It may have had nothing to do with the Conservative dirty tricks department, but the Labour Party's text of Gordon Brown's opening election salvo arrived (twice) on my computer in what seemed to be a cross between ancient Egyptian hieroglyphics and shorthand.

The English version, when it turned up, was much longer, though no more inspiring. It contained nothing The Chancellor has not said already.

Maybe this was tactical reticence, he was holding back his fireworks for greater effect later on. Or maybe this was just a demonstration of not sulking, proof that Mr Brown was actually taking part in the campaign.

Whatever, things he left unsaid rang louder than anything he uttered.

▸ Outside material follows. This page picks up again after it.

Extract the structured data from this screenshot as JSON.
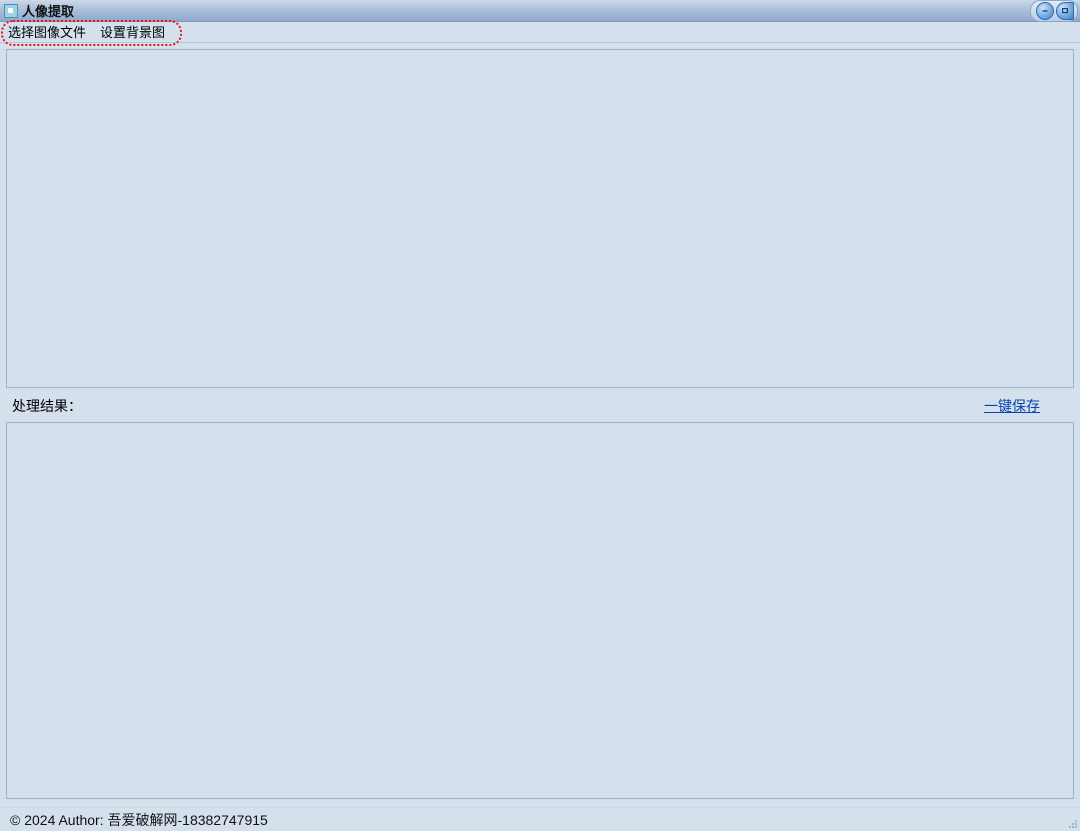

Nothing about MG Rover, for a start - the one economic drama we can reliably expect to unfold in the course of this campaign. In what direction and to whose electoral, let alone economic, advantage, we shall see.

All Mr Brown had to say was that on his visit to China - when he failed to secure Rover's future - he saw "an Asia moving forward in science-based, high-skilled, value-added production services".

That is to the point. But so is the future of Longbridge.

There was nothing about tax, either - though a fair bit about spending or "investing in and reforming public services instead of just cutting them", and not a word about value for public money. Tax promises may come later.

Yesterday it looked as if both Mr Brown and Michael Howard have been hearing the same focus groups telling them to beware of anything that could involve "cuts". The received wisdom is that the electorate is in love with public spending, or at least profoundly nervous of any attempts at good financial house-keeping that might constrain the NHS.

Above all, there was nothing about pensions.

Nobody expects Mr Brown to draw attention to his own part in wrecking the structure of well-funded occupational pension schemes in place when he came to the Treasury. The question now is whether we are to have compulsory contributions to make good the damage - and whether voters can tell the difference between compulsory contributions and taxes.

If this election is to be won and lost on "the economy, stupid", these are all issues that will get an airing. Any of them could become explosive. By not raising them on Day One, Mr Brown has not made them go away.